Pada negara-negara agraris seperti Indonesia, tanah merupakan faktor produksi sangat penting karena menentukan kesejahteraan hidup penduduk negara bersangkutan. Paling sedikit ada tiga kebutuhan dasar manusia yang tergantung pada tanah. Pertama, tanah sebagai sumber ekonomi guna menunjang kehidupan. Kedua, tanah sebagai tempat mendirikan rumah untuk tempat tinggal. Ketiga, tanah sebagai kuburan. Walapun tanah di negara-negara agraris merupakan kebutuhan dasar, tetapi struktur kepemilikan tanah di negara agraris biasanya sangat timpang. Di satu pihak ada individu atau kelompok manusia yang memiliki dan menguasai tanah secara berlebihan namun di lain pihak ada kelompok manusia yang sama sekali tidak mempunyai tanah. Kepincangan atas pemilikan tanah inilah yang membuat seringnya permasalahan tanah di negara-negara agraris menjadi salah satu sumber utama destabilisasi politik.

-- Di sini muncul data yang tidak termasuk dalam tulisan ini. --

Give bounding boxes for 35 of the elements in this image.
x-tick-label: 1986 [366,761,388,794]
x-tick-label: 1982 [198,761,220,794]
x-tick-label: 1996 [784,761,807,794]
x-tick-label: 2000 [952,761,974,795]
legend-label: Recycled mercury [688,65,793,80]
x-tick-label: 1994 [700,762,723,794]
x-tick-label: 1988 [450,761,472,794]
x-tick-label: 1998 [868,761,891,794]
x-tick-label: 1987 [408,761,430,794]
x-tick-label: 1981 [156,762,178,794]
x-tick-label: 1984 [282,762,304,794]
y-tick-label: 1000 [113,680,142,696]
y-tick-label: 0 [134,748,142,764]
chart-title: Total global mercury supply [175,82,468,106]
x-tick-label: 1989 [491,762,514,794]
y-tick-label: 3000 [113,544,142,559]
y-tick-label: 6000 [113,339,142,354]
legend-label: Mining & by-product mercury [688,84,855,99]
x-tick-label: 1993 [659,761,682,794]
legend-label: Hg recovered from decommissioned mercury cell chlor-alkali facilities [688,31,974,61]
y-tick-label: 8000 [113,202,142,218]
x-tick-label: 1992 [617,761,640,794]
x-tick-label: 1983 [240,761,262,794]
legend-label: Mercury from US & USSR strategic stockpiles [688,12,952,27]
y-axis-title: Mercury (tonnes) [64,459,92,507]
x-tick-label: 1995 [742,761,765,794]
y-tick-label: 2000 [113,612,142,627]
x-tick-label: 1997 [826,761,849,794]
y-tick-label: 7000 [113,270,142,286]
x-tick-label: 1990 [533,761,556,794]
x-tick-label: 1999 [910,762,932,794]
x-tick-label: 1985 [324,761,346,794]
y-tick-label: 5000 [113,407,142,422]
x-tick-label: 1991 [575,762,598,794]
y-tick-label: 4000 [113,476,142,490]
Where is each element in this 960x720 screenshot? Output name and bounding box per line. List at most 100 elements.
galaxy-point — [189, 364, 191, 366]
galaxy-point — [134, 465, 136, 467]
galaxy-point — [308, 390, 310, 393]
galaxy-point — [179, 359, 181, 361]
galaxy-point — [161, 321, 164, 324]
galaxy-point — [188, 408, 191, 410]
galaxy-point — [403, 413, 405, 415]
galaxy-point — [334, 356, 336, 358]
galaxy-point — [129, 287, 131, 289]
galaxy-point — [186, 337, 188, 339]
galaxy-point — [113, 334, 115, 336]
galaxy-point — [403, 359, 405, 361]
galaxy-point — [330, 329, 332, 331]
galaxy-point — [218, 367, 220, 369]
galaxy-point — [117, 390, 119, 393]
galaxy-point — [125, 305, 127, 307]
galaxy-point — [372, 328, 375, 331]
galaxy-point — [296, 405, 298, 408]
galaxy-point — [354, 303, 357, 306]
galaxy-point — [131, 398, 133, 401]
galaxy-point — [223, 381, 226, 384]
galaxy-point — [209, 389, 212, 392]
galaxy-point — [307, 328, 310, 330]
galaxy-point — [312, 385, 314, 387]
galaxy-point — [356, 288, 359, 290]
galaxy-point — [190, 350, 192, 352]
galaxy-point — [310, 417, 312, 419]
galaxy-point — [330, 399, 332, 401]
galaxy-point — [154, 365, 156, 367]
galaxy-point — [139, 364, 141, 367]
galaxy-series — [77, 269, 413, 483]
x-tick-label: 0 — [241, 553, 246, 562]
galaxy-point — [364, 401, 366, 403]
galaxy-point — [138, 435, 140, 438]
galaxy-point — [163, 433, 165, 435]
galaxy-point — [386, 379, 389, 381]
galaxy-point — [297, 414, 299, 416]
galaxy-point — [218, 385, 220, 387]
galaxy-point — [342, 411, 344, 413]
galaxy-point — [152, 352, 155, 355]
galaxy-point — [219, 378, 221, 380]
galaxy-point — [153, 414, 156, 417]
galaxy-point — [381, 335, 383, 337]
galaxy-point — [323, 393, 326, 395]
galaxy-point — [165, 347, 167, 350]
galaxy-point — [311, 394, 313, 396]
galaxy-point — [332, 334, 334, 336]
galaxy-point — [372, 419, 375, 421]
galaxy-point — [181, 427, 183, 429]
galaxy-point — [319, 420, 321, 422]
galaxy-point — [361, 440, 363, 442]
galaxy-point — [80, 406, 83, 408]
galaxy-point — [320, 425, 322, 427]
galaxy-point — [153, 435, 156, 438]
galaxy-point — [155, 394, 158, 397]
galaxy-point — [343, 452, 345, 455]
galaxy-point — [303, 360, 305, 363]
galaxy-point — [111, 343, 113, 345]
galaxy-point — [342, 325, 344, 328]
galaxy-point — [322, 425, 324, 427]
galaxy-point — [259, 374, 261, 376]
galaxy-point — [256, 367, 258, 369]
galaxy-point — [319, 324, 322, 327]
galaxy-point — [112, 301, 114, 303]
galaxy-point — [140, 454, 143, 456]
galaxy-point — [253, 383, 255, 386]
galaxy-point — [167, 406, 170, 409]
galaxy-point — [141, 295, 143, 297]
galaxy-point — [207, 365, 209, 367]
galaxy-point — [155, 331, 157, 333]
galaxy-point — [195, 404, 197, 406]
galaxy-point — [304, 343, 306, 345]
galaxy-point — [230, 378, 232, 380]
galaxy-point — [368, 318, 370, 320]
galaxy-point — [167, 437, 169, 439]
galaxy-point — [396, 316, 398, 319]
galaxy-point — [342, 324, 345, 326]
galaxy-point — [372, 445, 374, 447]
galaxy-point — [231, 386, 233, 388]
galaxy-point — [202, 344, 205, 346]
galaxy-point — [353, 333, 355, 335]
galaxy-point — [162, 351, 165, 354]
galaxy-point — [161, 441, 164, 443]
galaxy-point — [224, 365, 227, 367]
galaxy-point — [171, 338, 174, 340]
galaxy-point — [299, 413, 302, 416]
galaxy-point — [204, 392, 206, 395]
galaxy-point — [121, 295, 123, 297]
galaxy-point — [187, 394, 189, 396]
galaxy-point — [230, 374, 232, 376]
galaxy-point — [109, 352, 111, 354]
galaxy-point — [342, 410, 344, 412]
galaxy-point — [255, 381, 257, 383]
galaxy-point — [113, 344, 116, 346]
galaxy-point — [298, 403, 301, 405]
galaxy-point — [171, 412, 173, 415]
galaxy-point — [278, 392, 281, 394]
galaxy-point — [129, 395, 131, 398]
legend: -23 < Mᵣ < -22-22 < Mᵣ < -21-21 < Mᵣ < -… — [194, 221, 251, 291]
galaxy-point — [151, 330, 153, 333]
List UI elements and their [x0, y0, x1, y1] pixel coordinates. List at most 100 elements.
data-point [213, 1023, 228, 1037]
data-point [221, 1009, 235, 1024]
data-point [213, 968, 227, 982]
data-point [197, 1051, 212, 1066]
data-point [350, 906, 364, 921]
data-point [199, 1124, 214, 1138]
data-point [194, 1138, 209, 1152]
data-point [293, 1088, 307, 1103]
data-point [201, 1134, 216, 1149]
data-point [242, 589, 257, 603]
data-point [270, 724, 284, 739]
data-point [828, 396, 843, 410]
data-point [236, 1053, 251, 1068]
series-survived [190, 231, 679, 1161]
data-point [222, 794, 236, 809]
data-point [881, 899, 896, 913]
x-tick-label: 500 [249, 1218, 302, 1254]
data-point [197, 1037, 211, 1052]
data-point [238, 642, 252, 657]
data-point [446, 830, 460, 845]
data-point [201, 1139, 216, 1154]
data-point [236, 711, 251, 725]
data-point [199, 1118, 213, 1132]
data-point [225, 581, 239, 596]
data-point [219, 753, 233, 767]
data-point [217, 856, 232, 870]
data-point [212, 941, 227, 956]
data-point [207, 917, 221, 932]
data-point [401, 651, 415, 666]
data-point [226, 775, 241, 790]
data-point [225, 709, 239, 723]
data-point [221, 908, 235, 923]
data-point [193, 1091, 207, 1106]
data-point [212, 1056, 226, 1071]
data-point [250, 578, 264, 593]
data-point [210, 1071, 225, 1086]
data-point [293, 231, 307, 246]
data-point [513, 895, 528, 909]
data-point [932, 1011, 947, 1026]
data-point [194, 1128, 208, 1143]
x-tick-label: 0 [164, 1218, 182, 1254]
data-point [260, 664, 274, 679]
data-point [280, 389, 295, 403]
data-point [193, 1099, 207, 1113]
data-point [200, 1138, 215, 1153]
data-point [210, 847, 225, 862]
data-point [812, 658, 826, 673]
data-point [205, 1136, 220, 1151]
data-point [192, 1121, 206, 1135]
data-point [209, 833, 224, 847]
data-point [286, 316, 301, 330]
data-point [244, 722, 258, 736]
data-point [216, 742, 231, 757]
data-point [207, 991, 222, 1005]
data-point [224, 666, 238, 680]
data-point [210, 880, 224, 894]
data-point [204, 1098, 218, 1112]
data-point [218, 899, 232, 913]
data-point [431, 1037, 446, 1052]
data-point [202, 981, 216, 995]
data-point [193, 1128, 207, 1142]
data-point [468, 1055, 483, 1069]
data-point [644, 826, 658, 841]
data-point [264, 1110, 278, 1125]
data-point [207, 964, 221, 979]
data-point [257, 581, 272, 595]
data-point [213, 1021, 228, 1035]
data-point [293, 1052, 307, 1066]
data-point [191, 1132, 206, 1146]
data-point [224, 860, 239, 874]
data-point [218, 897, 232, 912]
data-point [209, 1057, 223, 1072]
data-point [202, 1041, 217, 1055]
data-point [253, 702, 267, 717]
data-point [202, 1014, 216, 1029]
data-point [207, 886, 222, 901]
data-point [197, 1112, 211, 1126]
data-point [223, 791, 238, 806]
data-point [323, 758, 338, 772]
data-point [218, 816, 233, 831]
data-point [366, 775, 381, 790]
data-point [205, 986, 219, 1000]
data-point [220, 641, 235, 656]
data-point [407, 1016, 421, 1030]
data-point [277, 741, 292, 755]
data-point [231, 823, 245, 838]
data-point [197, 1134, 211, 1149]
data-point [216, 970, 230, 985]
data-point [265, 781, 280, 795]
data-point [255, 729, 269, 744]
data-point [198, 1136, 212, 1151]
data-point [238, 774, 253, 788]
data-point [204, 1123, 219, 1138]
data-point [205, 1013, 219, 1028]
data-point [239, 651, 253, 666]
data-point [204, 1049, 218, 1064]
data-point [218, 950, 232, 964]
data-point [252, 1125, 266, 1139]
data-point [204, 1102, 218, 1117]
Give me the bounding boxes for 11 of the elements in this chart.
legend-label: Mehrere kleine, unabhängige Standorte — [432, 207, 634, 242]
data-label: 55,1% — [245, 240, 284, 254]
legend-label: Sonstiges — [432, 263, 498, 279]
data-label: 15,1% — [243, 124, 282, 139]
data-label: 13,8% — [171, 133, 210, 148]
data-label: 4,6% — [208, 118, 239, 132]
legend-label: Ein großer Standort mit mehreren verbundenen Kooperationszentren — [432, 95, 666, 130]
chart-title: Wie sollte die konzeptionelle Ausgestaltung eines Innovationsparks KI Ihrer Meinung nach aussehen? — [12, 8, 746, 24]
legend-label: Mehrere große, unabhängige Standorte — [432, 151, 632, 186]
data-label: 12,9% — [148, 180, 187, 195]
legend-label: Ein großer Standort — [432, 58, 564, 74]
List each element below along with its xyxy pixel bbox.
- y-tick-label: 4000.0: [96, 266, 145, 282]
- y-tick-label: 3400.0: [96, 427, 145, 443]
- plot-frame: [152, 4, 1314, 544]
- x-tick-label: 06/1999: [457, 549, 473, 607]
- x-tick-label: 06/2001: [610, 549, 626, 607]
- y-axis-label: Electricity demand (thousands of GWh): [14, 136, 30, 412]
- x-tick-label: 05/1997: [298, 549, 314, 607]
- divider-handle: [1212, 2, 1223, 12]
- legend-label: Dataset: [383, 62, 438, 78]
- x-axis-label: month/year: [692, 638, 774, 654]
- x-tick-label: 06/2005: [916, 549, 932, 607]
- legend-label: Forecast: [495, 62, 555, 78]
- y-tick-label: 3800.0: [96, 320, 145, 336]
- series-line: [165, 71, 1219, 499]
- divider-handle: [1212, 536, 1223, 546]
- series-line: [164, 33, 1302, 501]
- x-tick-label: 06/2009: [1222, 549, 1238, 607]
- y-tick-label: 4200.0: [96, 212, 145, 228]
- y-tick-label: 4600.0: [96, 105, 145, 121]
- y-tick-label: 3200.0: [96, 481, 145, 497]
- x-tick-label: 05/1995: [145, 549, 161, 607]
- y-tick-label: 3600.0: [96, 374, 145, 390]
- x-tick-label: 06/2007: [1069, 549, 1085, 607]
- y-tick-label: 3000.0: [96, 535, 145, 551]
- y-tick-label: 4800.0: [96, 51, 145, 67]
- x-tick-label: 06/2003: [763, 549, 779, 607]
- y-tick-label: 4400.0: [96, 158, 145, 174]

Tanah dan pola pemilikannya bagimasyarakat pedesaan merupakan faktor penting bagi perkembangan kehidupan sosial, ekonomi dan politik masyarakat pedesaan di samping kehidupan sosial, ekonomi, dan politik masing-masing warga desa itu sendiri. Negara agraris yang mengalami pola pemilikan tanahnya pincang dapat dipastikan mengalami proses pembangunan yang lamban, terjadi proses pemelaratan yang berat, terjadi krisis motivasi dan kepercayaan diri untuk membangun diri mereka sendiri. Pada bagian lain, ketimpangan pemilikan tanah yang memperlihatkan secara kontras kehidupan makmur sebagian kecil penduduk pedesaan pemilik lahan yang luas dengan mayoritas penduduk desa yang miskin merupakan potensi konflik yang tinggi karena tingginya kadar kecemburuan sosial dalam masyaralat itu. Hal tersebut sukar dihindarkan karena tanah selain merupakan aset ekonomi bagi pemiliknya juga merupakan aset politik bagi si pemilik untuk dapat aktif dalam proses pengambilan keputusan pada tingkat desa. Bagi mereka yang tidak memiliki tanah akan mengalami dua jenis kemiskinan sekaligus, yakni kemiskinan ekonomi dan kemiskinan politik.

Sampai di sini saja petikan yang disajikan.